Saturday’s Age article on Melbourne’s rental growth outstripping all other states is reflective of current government policy at all levels – local, State and Federal. When combined with record immigration levels, property flipping will continue unabated.

Prosper Australia spokesman Karl Fitzgerald was quoted in another Age article on Home Buyers Lose out in Tax Change. We would have preferred a longer commentary covering the topic from this perspective:

The fillip to demand prevalent in Swan’s housing budget of $2.3bn will more than compensate for the comparatively small tightening on GST that the property lobby faces. The half a billion earmarked for infrastructure under the Housing Affordability Fund will result in higher land prices that alone will dwarf the closing of this GST loophole. The lack of supply side policies is the real criticism of this budget. Swan has failed economics 101 with the First Home Savers Accounts, creating additional buying capacity for first home owners with the $1.178 billion proposed. This capacity will be capitalised into higher land prices.
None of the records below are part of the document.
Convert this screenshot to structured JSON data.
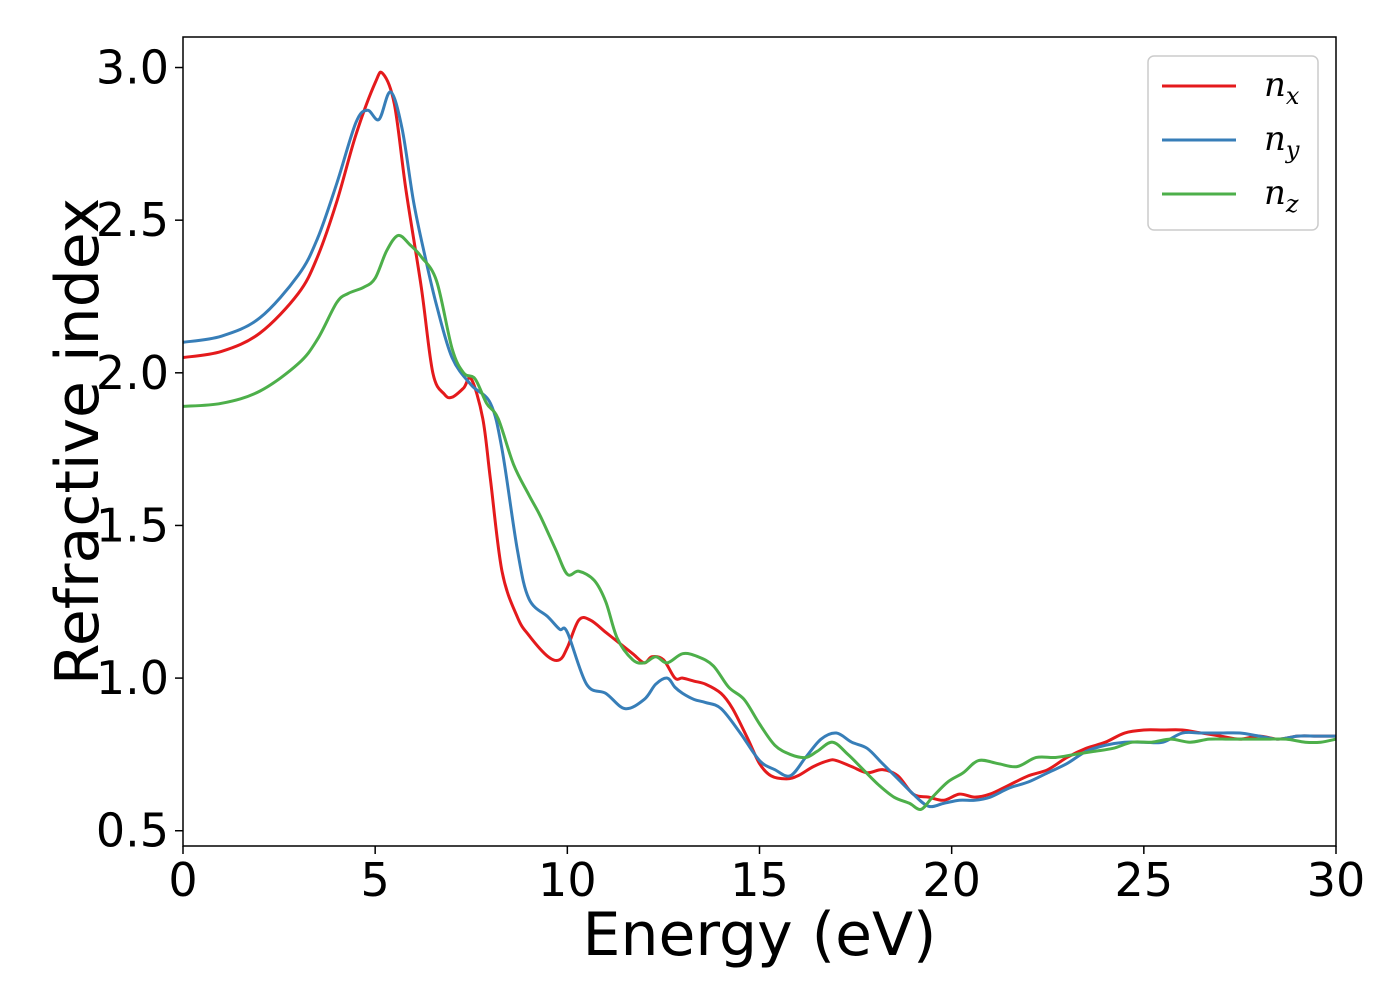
{
  "chart_data": {
    "type": "line",
    "title": "",
    "xlabel": "Energy (eV)",
    "ylabel": "Refractive index",
    "xlim": [
      0,
      30
    ],
    "ylim": [
      0.45,
      3.1
    ],
    "xticks": [
      0,
      5,
      10,
      15,
      20,
      25,
      30
    ],
    "xtick_labels": [
      "0",
      "5",
      "10",
      "15",
      "20",
      "25",
      "30"
    ],
    "yticks": [
      0.5,
      1.0,
      1.5,
      2.0,
      2.5,
      3.0
    ],
    "ytick_labels": [
      "0.5",
      "1.0",
      "1.5",
      "2.0",
      "2.5",
      "3.0"
    ],
    "grid": false,
    "legend_position": "top-right",
    "series": [
      {
        "name": "n",
        "subscript": "x",
        "color": "#e41a1c",
        "x": [
          0,
          1,
          2,
          3,
          3.5,
          4,
          4.5,
          5,
          5.2,
          5.5,
          5.8,
          6.2,
          6.5,
          6.8,
          7,
          7.3,
          7.5,
          7.8,
          8,
          8.3,
          8.7,
          9,
          9.5,
          9.8,
          10,
          10.3,
          10.6,
          11,
          11.3,
          11.7,
          12,
          12.2,
          12.5,
          12.8,
          13,
          13.3,
          13.6,
          14,
          14.3,
          14.7,
          15,
          15.3,
          15.7,
          16,
          16.4,
          16.8,
          17,
          17.4,
          17.8,
          18.2,
          18.6,
          19,
          19.4,
          19.8,
          20.2,
          20.6,
          21,
          21.5,
          22,
          22.5,
          23,
          23.5,
          24,
          24.5,
          25,
          25.5,
          26,
          26.5,
          27,
          27.5,
          28,
          28.5,
          29,
          29.5,
          30
        ],
        "y": [
          2.05,
          2.07,
          2.13,
          2.26,
          2.38,
          2.56,
          2.78,
          2.95,
          2.98,
          2.88,
          2.6,
          2.28,
          2.0,
          1.93,
          1.92,
          1.95,
          1.98,
          1.85,
          1.65,
          1.35,
          1.2,
          1.14,
          1.07,
          1.06,
          1.1,
          1.19,
          1.19,
          1.15,
          1.12,
          1.08,
          1.05,
          1.07,
          1.06,
          1.0,
          1.0,
          0.99,
          0.98,
          0.95,
          0.9,
          0.8,
          0.72,
          0.68,
          0.67,
          0.68,
          0.71,
          0.73,
          0.73,
          0.71,
          0.69,
          0.7,
          0.68,
          0.62,
          0.61,
          0.6,
          0.62,
          0.61,
          0.62,
          0.65,
          0.68,
          0.7,
          0.74,
          0.77,
          0.79,
          0.82,
          0.83,
          0.83,
          0.83,
          0.82,
          0.81,
          0.8,
          0.81,
          0.8,
          0.81,
          0.81,
          0.81
        ]
      },
      {
        "name": "n",
        "subscript": "y",
        "color": "#377eb8",
        "x": [
          0,
          1,
          2,
          3,
          3.5,
          4,
          4.5,
          4.8,
          5.1,
          5.4,
          5.7,
          6,
          6.3,
          6.6,
          7,
          7.5,
          8,
          8.3,
          8.7,
          9,
          9.5,
          9.8,
          10,
          10.5,
          11,
          11.5,
          12,
          12.3,
          12.6,
          12.8,
          13,
          13.3,
          13.6,
          14,
          14.5,
          15,
          15.4,
          15.8,
          16.2,
          16.6,
          17,
          17.4,
          17.8,
          18.2,
          18.6,
          19,
          19.4,
          19.8,
          20.2,
          20.6,
          21,
          21.5,
          22,
          22.5,
          23,
          23.5,
          24,
          24.5,
          25,
          25.5,
          26,
          26.5,
          27,
          27.5,
          28,
          28.5,
          29,
          29.5,
          30
        ],
        "y": [
          2.1,
          2.12,
          2.18,
          2.32,
          2.44,
          2.62,
          2.82,
          2.86,
          2.83,
          2.92,
          2.8,
          2.56,
          2.38,
          2.22,
          2.05,
          1.96,
          1.9,
          1.75,
          1.42,
          1.26,
          1.2,
          1.16,
          1.15,
          0.98,
          0.95,
          0.9,
          0.93,
          0.98,
          1.0,
          0.97,
          0.95,
          0.93,
          0.92,
          0.9,
          0.82,
          0.73,
          0.7,
          0.68,
          0.74,
          0.8,
          0.82,
          0.79,
          0.77,
          0.72,
          0.67,
          0.62,
          0.58,
          0.59,
          0.6,
          0.6,
          0.61,
          0.64,
          0.66,
          0.69,
          0.72,
          0.76,
          0.78,
          0.79,
          0.79,
          0.79,
          0.82,
          0.82,
          0.82,
          0.82,
          0.81,
          0.8,
          0.81,
          0.81,
          0.81
        ]
      },
      {
        "name": "n",
        "subscript": "z",
        "color": "#4daf4a",
        "x": [
          0,
          1,
          2,
          3,
          3.5,
          4,
          4.3,
          4.7,
          5,
          5.3,
          5.6,
          5.9,
          6.2,
          6.6,
          7,
          7.3,
          7.6,
          7.9,
          8.2,
          8.6,
          9,
          9.3,
          9.7,
          10,
          10.3,
          10.7,
          11,
          11.3,
          11.7,
          12,
          12.3,
          12.6,
          13,
          13.4,
          13.8,
          14.2,
          14.6,
          15,
          15.4,
          15.8,
          16.2,
          16.5,
          16.9,
          17.3,
          17.7,
          18.1,
          18.5,
          18.9,
          19.2,
          19.5,
          19.9,
          20.3,
          20.7,
          21.2,
          21.7,
          22.2,
          22.7,
          23.2,
          23.7,
          24.2,
          24.7,
          25.2,
          25.7,
          26.2,
          26.7,
          27.2,
          27.7,
          28.2,
          28.7,
          29.2,
          29.6,
          30
        ],
        "y": [
          1.89,
          1.9,
          1.94,
          2.03,
          2.11,
          2.23,
          2.26,
          2.28,
          2.31,
          2.4,
          2.45,
          2.42,
          2.38,
          2.3,
          2.08,
          2.0,
          1.98,
          1.9,
          1.85,
          1.7,
          1.6,
          1.53,
          1.42,
          1.34,
          1.35,
          1.32,
          1.25,
          1.13,
          1.06,
          1.05,
          1.07,
          1.05,
          1.08,
          1.07,
          1.04,
          0.97,
          0.93,
          0.85,
          0.78,
          0.75,
          0.74,
          0.76,
          0.79,
          0.75,
          0.7,
          0.65,
          0.61,
          0.59,
          0.57,
          0.61,
          0.66,
          0.69,
          0.73,
          0.72,
          0.71,
          0.74,
          0.74,
          0.75,
          0.76,
          0.77,
          0.79,
          0.79,
          0.8,
          0.79,
          0.8,
          0.8,
          0.8,
          0.8,
          0.8,
          0.79,
          0.79,
          0.8
        ]
      }
    ]
  }
}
The property lobby should be chuffed with the handouts they have already received. A courageous Swan could address affordability by creating a genuine level playing field by ensuring all land is used optimally by placing a Site Rental on land.

GST is a tax that penalises and inhibits transactions and in this case development. This contrasts with Land Tax which encourages the transfer of land to those who need it.
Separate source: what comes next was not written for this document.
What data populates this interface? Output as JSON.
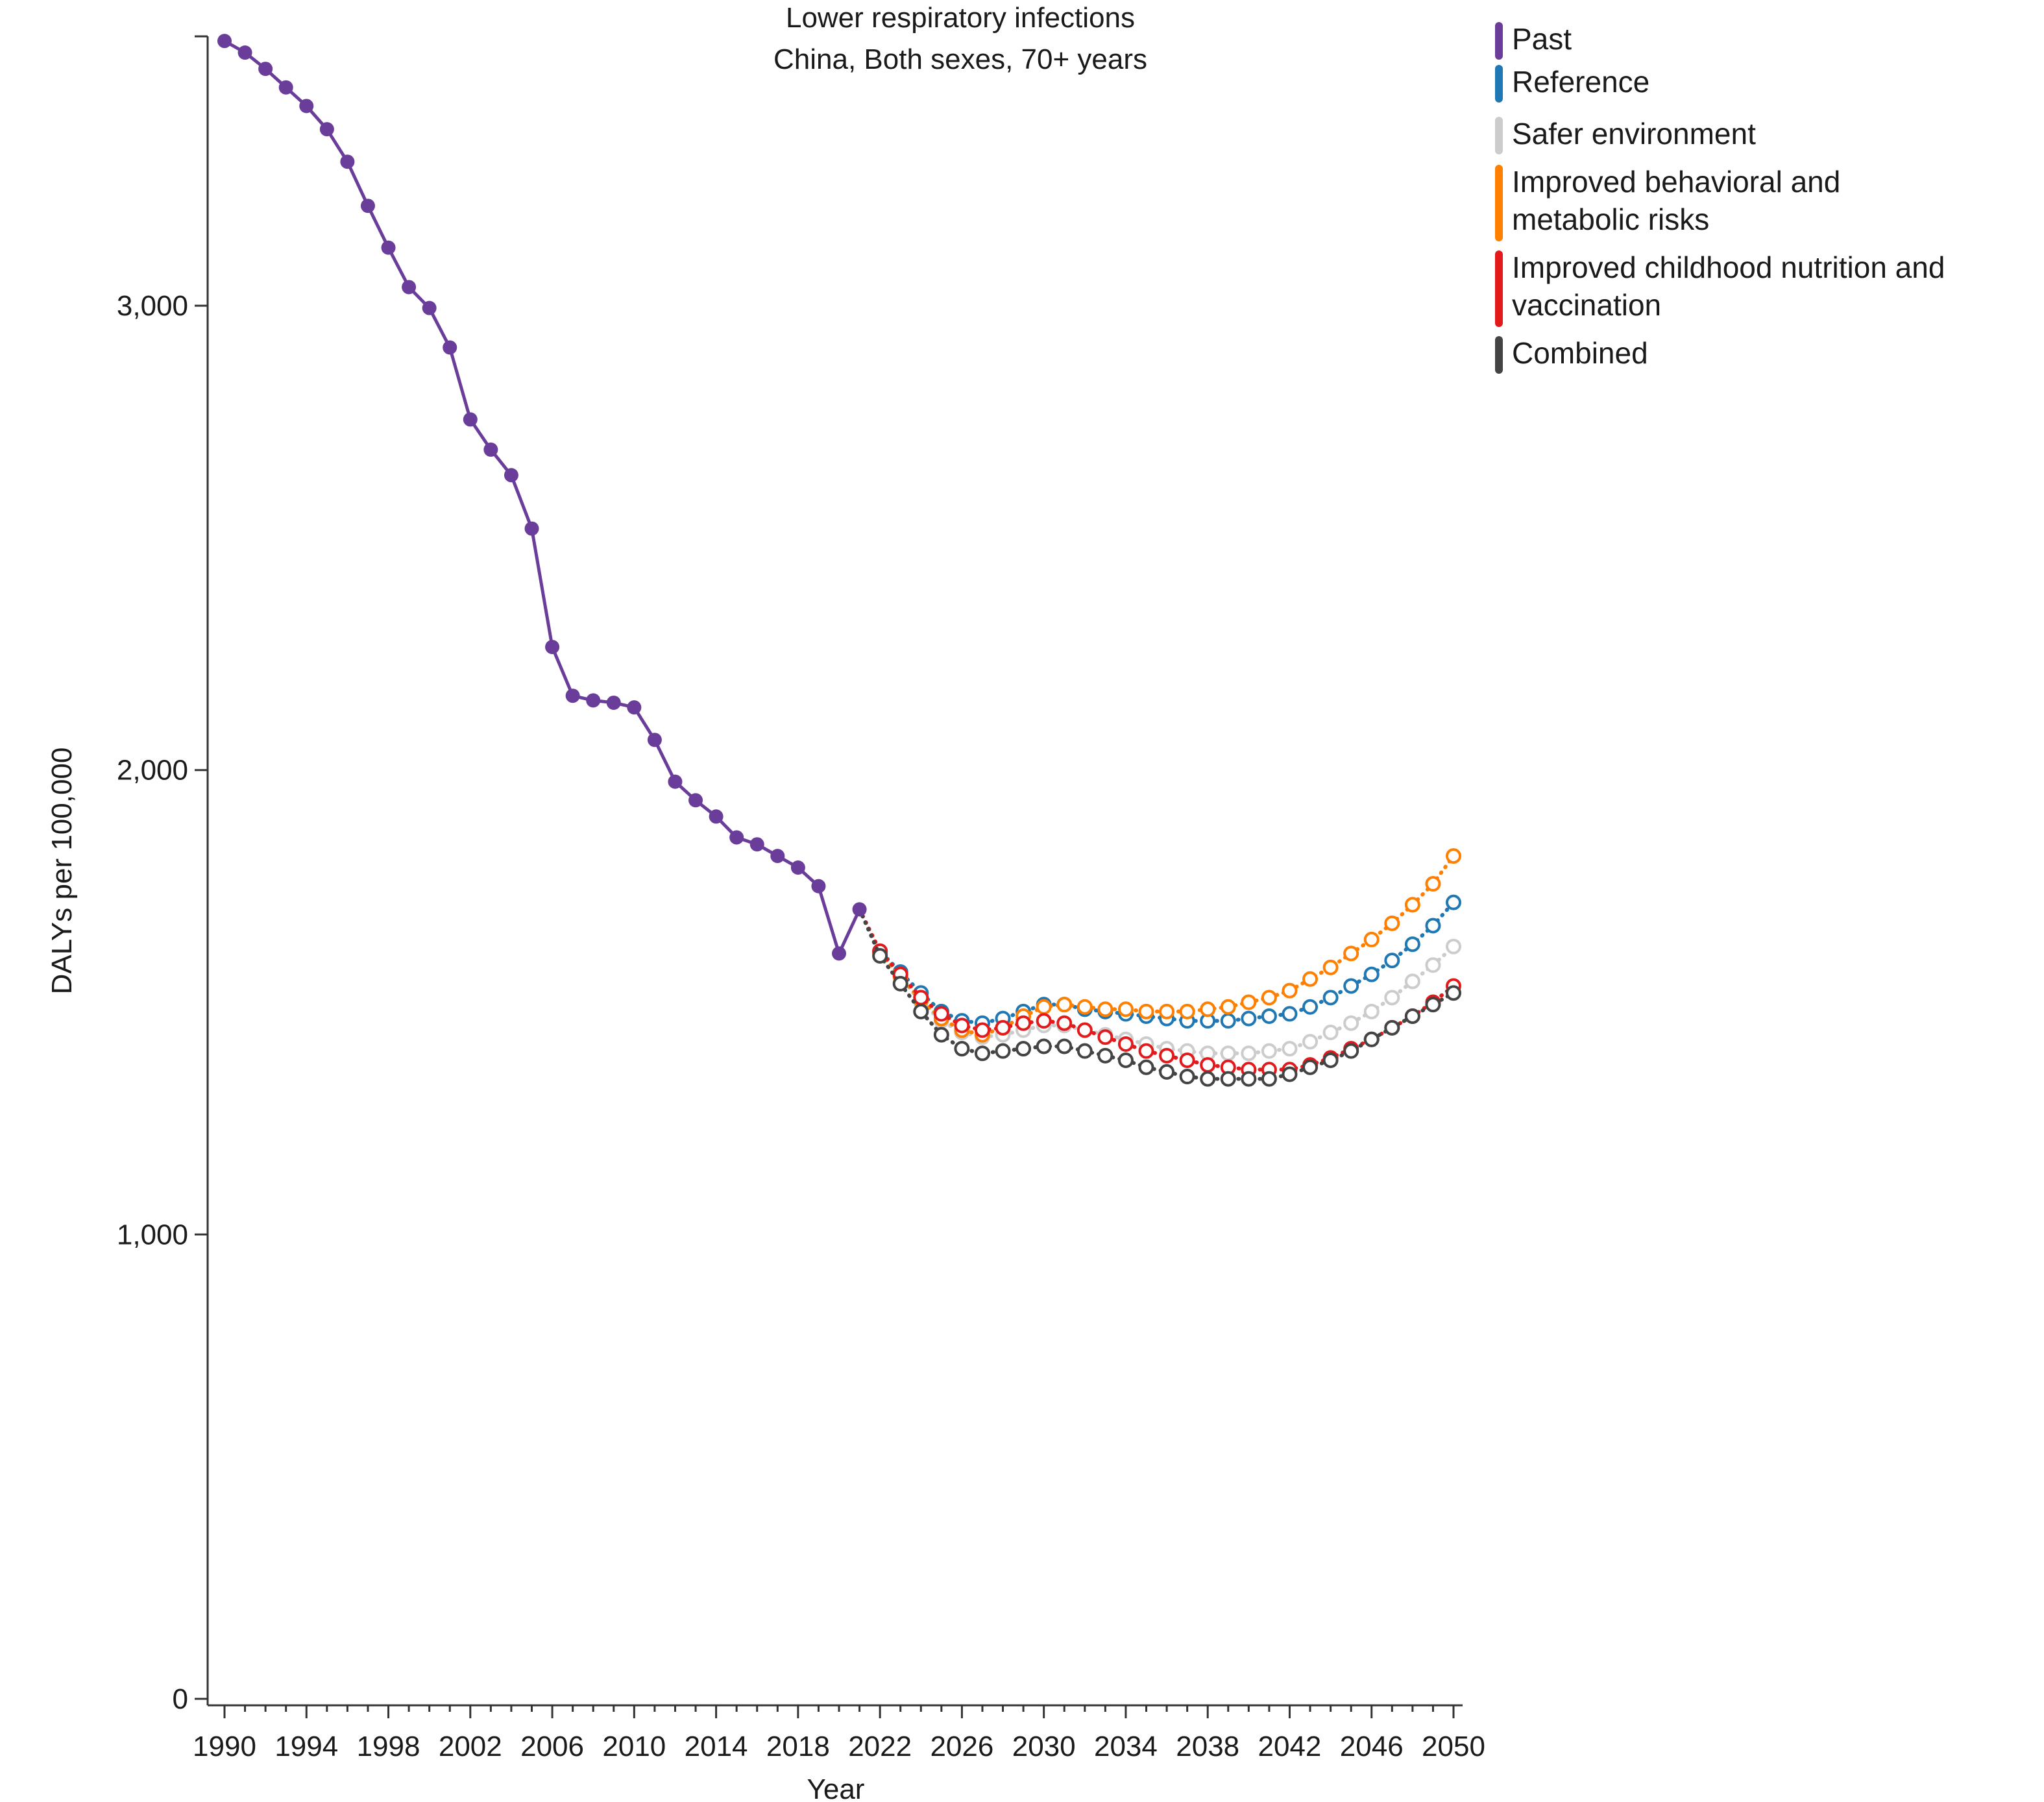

While the capture of the estimated $620million will increase government revenue in the short term, the cost to the community, the economy and the government in the longer term will be many times that.

GST charged on the whole sale price will obviously have a greater effect on turnover, and therefore on housing affordability, than GST on the developer’s margin.

Instead of changing GST from a tax on margins into a tax on turnover, we should be changing stamp duties and development levies in the opposite direction. And the taxable “margin” should be the unearned increase in the SITE VALUE, so that the tax doesn’t deter any productive activity by the developer.